Menuju Pemahaman 26%

Sumber : Febdian.net

Pada bulan Oktober 2006 tahun yang lalu, proyek COBE (Cosmic Background Explorer) memenangkan hadiah Nobel atas hasil pengamatan mereka terhadap ketidakisotropisan (anisotropis) radiasi latar kosmik gelombang radio (cosmic microwave background, CMB). Ketidakisotropisan ini bisa dilihat dari temperaturnya yang tidak sama di setiap titik pengamatan, adanya fluktuasi. Fakta ini berbeda dengan penemuan CMB pertama kali tahun 1964 yang melihat bahwa CMB isotropis, ke manapun mata memandang akan mendapatkan CMB dalam jumlah yang sama dan temperatur yang sama.

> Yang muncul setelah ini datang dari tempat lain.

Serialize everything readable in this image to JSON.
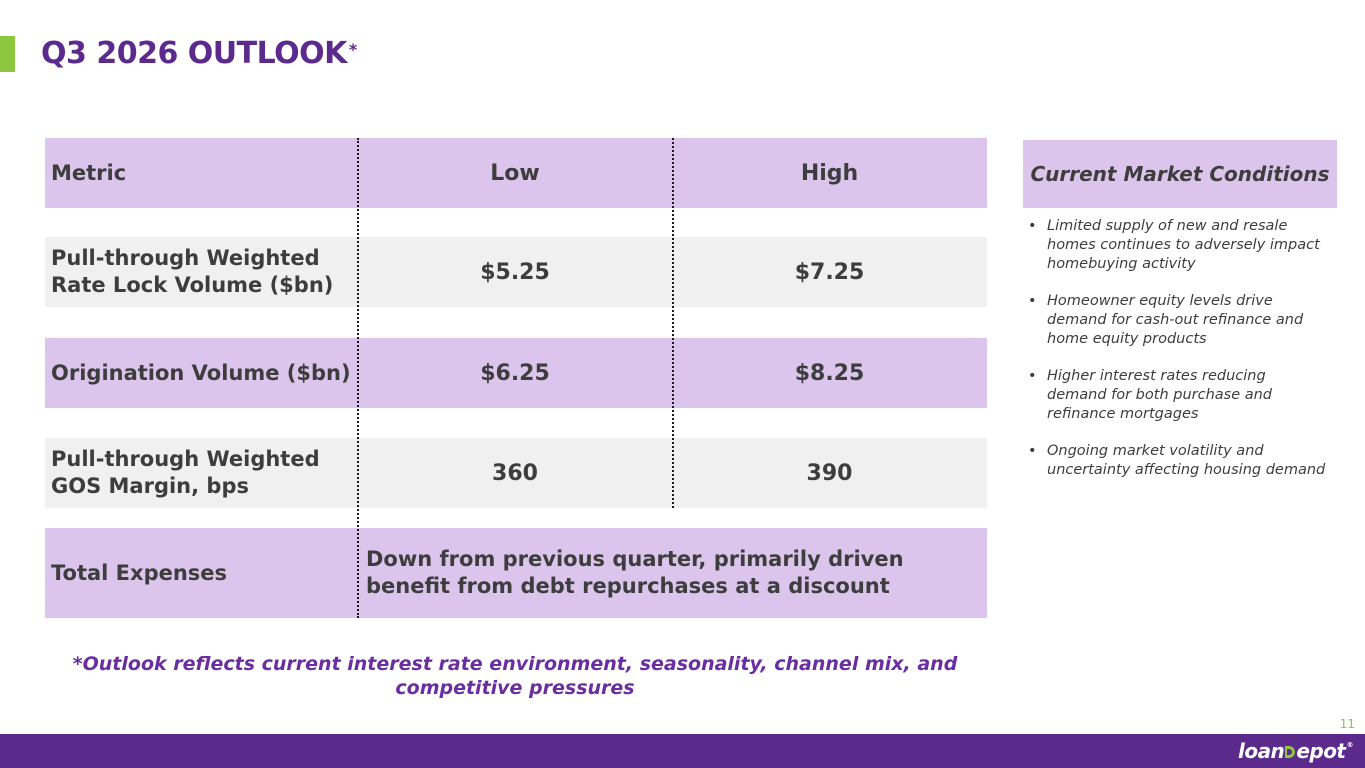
{
  "title": {
    "text": "Q3 2026 OUTLOOK",
    "marker": "*"
  },
  "table": {
    "headers": [
      "Metric",
      "Low",
      "High"
    ],
    "rows": [
      {
        "metric": "Pull-through Weighted Rate Lock Volume ($bn)",
        "low": "$5.25",
        "high": "$7.25"
      },
      {
        "metric": "Origination Volume ($bn)",
        "low": "$6.25",
        "high": "$8.25"
      },
      {
        "metric": "Pull-through Weighted GOS Margin, bps",
        "low": "360",
        "high": "390"
      }
    ],
    "total_expenses": {
      "metric": "Total Expenses",
      "description": "Down from previous quarter, primarily driven benefit from debt repurchases at a discount"
    }
  },
  "market_conditions": {
    "header": "Current Market Conditions",
    "bullets": [
      "Limited supply of new and resale homes continues to adversely impact homebuying activity",
      "Homeowner equity levels drive demand for cash-out refinance and home equity products",
      "Higher interest rates reducing demand for both purchase and refinance mortgages",
      "Ongoing market volatility and uncertainty affecting housing demand"
    ]
  },
  "footnote": "*Outlook reflects current interest rate environment, seasonality, channel mix, and competitive pressures",
  "page_number": "11",
  "logo": {
    "left": "loan",
    "right": "epot",
    "registered": "®"
  },
  "colors": {
    "title_purple": "#5b2a8c",
    "accent_green": "#8dc63f",
    "lavender": "#dbc5ec",
    "light_grey": "#f0f0f0",
    "footnote_purple": "#6a2ea0"
  }
}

Fakta ini sungguh berdampak besar dalam dunia kosmologi. Teori Dentuman besar menyaratkan ketidakisotropisan CMB untuk bisa menjelaskan terbentuknya galaksi-galaksi dan formasi-formasi galaksi (kluster). Namun selain itu, ketidakisotropisan CMB juga mengantarkan kita kepada satu kemungkinan yang mungkin tidak menggembirakan: bahwa komposisi Alam Semesta kita terdiri dari 74% dark energi, 22% dark matter, dan cuma 4% saja materi yang kita kenal – dengan kata lain, sains kita hanya mengkaji 4% dari Alam Semesta dan itu pun belum sempurna.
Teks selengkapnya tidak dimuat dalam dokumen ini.